Névoa e Assobio
Existirmos, a que será que se destina
Caetano Veloso
Faustino Teixeira
Uma das grandes alegrias que
tive nessas semanas foi o convite maravilhoso de Bia Dias para fazer a
apresentação de seu livro. Que desafio! Acabo de ler o texto completo, que vem
contemplado com um título maravilhoso: Névoa e Assobio (Relicário Edições, com desenhos de Julia Panadés).
Nesses dias venho
ruminando cada passagem, cada postagem, e tudo traz recordação, mas também a
força e a garra de uma mulher que veio reencantada por uma criança que viveu
apenas cinco dias, mas cinco dias que preencheram de luz tantas vidas, não só a
da Bia ou de Maurício. Também a minha.
Lendo toda essa memória sinto que saio
reencantado. Retomo aqui uma passagem linda da escrita de Bia, datada de 26 de
agosto de 2014. Ela passava por momentos muito difíceis, acompanhando aquela
criança frágil na UTI Neonatal. De repente, a enfermeira responsável pelo aleitamento
materno guia Bia com seus braços firmes para as máquinas que iriam extrair o
seu leite e animar Caetano. A enfermeira olha para Bia e diz: "Você já
parou para pensar na beleza que há nesse seu esforço insistente de querer
passar 1 ml de leite pela sonda para seu filho?" Diante daquela acolhida,
Bia responde com o silêncio, mas também com o encantamento de uma presença que
fala. E Bia assinala refletindo sobre aquele gesto: "Eu não tinha nenhuma
garantia, mas ainda assim, fazia aquilo com uma força impressionante. Talvez o
sentido da vida seja esse esforço insistente de acreditar na potência do
mínimo, na força do gesto, no amor levado ao último extremo dessa perspectiva
poética e mística: uma gota de leite que se torna oceânica".
Refleti muito
com Bia sobre tudo o que ela passou, e mencionei sempre a presença de uma força
mística que a fortalecia para lidar com essa experiência abissal. Ela mesma se deu conta, em diálogo comigo no Face, que vivenciou uma experiência mística.

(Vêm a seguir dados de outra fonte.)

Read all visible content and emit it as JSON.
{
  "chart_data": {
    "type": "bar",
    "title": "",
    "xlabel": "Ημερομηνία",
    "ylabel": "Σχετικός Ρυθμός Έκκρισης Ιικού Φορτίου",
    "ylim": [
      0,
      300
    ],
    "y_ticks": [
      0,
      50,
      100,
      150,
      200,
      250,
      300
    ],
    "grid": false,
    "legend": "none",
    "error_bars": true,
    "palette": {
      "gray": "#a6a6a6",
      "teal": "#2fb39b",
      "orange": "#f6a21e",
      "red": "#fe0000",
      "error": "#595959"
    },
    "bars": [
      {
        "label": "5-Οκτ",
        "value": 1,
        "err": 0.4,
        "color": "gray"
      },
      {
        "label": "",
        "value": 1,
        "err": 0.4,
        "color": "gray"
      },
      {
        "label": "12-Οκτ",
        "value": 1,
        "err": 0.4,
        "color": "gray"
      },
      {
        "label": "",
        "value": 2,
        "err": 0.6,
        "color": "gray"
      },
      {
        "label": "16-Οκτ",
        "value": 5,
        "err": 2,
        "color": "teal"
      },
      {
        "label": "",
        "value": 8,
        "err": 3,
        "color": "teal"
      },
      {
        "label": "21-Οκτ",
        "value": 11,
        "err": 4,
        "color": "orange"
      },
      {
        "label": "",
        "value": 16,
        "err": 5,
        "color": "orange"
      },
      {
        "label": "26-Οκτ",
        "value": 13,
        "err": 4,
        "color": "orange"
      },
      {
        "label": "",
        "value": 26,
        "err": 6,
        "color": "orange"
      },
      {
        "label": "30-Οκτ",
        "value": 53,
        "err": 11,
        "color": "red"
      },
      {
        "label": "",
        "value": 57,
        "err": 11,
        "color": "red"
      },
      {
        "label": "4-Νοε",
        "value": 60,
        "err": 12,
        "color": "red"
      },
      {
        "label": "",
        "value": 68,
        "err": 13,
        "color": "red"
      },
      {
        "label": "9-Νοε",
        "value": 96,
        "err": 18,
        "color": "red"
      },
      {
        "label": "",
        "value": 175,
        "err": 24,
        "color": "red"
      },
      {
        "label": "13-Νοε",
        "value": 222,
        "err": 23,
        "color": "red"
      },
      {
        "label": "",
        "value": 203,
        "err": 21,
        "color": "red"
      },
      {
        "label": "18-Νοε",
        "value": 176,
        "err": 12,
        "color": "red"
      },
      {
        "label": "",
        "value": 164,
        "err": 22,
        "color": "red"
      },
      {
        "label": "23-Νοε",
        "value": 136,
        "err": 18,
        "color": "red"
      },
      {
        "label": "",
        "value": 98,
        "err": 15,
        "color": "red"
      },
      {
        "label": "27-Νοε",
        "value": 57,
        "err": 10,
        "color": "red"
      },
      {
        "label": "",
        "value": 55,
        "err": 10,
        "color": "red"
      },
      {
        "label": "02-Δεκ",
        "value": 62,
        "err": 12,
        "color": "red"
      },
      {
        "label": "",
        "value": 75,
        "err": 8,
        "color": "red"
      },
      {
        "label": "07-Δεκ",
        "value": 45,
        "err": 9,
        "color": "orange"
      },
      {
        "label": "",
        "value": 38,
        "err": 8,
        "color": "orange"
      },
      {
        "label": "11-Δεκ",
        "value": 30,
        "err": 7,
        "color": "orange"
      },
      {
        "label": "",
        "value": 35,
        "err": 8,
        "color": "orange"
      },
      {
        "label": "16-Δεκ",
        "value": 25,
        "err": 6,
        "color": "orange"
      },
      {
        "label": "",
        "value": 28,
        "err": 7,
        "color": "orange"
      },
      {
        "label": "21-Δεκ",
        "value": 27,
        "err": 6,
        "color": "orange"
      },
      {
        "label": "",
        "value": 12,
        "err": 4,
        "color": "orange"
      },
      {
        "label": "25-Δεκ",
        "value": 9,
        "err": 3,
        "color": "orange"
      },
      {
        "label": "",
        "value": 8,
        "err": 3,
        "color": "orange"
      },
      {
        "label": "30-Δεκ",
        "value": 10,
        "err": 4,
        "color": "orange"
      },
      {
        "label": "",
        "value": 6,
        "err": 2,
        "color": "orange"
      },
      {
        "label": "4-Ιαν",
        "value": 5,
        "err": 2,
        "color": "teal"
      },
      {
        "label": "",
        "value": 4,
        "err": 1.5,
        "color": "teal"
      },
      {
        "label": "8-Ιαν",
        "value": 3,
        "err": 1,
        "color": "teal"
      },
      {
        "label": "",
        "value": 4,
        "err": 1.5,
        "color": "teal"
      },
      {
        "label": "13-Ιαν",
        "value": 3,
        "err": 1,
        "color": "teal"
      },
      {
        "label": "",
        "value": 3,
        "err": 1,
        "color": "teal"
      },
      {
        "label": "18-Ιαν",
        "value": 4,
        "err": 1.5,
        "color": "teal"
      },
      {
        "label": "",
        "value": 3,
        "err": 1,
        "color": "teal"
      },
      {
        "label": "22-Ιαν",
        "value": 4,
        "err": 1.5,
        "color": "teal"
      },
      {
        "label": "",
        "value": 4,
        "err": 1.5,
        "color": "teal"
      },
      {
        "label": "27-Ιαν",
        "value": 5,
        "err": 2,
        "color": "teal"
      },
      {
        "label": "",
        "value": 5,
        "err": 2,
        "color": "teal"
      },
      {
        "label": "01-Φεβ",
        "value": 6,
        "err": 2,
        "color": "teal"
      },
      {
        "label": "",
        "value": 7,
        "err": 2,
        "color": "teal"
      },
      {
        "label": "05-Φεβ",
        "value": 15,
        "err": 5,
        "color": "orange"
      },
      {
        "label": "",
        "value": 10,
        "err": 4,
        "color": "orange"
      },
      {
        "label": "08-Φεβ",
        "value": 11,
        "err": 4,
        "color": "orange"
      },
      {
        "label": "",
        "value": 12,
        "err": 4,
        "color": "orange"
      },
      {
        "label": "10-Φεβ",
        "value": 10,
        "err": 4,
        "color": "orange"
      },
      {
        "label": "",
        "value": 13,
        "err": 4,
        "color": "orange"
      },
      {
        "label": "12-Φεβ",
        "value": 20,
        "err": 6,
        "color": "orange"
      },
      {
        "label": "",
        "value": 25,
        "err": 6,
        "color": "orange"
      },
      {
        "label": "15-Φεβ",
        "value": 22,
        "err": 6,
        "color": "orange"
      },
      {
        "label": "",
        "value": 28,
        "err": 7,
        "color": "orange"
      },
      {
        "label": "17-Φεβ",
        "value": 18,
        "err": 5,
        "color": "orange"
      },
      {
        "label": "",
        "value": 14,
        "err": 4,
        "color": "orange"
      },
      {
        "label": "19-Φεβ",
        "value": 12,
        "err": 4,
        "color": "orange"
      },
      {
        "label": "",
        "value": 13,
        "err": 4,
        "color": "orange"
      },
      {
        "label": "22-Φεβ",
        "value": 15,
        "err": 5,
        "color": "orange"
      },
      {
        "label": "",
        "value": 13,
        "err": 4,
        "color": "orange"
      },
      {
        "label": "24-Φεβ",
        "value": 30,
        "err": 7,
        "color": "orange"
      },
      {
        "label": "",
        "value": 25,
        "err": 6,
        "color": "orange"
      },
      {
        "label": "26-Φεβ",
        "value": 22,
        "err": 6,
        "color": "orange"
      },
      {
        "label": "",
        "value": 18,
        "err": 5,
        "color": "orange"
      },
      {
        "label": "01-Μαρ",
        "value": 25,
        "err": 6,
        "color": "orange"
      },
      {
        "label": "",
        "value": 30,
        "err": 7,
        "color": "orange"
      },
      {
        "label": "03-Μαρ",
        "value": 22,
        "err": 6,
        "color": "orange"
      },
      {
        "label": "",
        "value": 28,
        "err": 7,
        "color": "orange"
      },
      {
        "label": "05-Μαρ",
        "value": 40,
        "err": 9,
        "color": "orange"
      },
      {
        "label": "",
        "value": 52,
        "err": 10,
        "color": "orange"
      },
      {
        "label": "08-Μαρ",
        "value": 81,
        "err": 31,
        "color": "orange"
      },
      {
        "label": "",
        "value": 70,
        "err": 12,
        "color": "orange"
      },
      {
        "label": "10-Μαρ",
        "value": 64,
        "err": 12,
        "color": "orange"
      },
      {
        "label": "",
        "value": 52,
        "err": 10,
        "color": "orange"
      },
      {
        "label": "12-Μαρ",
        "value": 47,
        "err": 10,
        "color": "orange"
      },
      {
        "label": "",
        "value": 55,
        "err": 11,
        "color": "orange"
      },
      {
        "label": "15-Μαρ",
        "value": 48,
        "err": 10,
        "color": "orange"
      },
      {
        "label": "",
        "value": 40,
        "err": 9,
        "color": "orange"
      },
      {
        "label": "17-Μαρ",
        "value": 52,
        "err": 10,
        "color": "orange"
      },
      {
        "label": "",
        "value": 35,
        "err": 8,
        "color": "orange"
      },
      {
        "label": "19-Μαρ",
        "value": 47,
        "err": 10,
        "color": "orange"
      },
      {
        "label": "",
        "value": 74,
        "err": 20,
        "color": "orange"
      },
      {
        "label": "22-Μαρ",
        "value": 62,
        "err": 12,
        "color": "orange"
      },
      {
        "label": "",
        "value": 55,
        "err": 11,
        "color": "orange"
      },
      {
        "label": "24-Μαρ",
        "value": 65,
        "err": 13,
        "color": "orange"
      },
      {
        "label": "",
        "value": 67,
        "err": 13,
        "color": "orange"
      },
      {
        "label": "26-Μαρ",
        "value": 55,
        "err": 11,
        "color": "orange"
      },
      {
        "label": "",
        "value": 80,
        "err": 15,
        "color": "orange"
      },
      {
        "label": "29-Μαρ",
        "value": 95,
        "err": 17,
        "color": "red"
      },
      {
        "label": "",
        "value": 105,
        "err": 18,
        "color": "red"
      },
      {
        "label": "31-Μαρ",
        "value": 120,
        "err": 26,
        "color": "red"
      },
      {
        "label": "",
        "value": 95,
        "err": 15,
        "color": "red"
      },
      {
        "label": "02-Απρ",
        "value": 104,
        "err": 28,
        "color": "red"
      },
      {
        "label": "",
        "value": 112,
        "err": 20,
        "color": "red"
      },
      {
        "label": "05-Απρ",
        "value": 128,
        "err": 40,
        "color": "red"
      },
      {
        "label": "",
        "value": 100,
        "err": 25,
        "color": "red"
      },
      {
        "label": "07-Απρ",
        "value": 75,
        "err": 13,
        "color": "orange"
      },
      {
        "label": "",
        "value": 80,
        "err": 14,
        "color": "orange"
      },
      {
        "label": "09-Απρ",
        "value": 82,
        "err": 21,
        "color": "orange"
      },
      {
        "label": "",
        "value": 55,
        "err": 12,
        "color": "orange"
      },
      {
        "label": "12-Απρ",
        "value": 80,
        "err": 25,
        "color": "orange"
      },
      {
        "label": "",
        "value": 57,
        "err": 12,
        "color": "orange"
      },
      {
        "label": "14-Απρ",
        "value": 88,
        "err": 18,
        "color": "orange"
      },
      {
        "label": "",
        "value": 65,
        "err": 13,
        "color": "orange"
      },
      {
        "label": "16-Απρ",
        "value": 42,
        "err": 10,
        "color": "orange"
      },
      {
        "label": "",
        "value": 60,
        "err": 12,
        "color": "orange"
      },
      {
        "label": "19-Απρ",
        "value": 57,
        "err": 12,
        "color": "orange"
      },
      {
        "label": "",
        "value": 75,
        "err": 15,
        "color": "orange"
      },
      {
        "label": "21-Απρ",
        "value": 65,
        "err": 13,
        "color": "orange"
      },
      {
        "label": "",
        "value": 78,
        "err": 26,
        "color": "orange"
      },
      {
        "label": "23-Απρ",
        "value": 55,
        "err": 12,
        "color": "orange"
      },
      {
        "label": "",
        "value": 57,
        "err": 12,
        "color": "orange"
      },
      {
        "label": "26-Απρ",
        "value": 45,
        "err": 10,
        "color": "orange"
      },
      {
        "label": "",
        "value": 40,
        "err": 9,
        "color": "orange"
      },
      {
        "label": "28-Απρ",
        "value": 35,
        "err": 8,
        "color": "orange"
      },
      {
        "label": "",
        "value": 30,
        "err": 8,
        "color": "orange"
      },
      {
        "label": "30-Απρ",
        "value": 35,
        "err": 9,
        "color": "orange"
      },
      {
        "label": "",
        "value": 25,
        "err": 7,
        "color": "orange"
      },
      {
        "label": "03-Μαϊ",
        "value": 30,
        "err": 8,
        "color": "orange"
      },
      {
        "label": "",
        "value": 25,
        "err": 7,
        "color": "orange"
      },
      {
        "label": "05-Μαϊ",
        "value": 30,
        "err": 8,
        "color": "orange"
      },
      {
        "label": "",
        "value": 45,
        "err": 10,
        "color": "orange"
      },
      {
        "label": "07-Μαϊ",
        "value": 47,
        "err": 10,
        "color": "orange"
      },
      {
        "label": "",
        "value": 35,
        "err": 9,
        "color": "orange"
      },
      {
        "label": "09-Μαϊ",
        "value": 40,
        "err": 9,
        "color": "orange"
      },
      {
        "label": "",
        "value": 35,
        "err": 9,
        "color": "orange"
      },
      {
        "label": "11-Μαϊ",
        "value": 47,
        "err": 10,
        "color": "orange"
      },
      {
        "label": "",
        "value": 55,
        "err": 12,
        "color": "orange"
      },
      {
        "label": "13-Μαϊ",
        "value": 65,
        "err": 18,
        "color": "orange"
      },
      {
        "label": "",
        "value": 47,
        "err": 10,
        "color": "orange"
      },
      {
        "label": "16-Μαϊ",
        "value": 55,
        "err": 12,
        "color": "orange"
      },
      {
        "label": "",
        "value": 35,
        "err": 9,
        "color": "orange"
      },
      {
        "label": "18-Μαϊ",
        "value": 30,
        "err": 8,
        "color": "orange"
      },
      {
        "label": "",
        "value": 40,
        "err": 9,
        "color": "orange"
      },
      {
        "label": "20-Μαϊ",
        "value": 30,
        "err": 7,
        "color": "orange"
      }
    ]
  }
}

Reconheceu que "Caetano nasceu de uma série de experiências místicas desde
o início", desde a "gota improvável". E ele, Caetano, pôde
acompanha-la "numa solidão linda, que não fazia laço", num silêncio
partilhado, interrompido pelo intenso e impressionante esforço da pequena
carícia, pontuada pelo enlaçar dos dedinhos. Como tão bem sublinhou Bia,
Caetano veio, ainda que por pouco tempo, para "inundar os dias com outra
dimensão da existência". Veio como um "enigma", como um
"clarão" fugaz, mas que iluminou o universo inteiro. Foi um milagre
ter sobrevivido ao parto, mas nasceu e deixou raízes vivas.
Linda a forma como
Bia descreveu o seu nascimento, embalado antes pelo mantra poderoso:
"nasce filho, nasce filho". E recorda: "E ele nasceu em mim
naqueles cinco dias, nascia todo dia mais e mais". E depois partiu,
deixando o rastro de uma dor aguda e lancinante, que jamais se apagou. Mas
também o alívio de ter propiciado o dom da vida em alguém: ele se fez carne em
Bia, para sempre. E o relato continua: "Dizem que quem está perto da morte
sabe o essencial: pois ele segurou minha mão naquele esforço absurdo e me
acariciou, depois tentou enlaçar os dedos. Deixou esse nó na carne em mim, um
laço que não me larga. Aquele momento posso chamar de o momento onde reinventei
o ´espiritual`".
E agora a canção de Caetano vem retomada de forma linda,
num livro tecido com ternura e vigor. Como diz Bia, "Meu filho está aí,
entre as coisas, nas minhas escolhas, na minha escrita, no meu sorriso".
Sem dúvida, uma história sublime, de espanto e alegria, de névoa e assobio.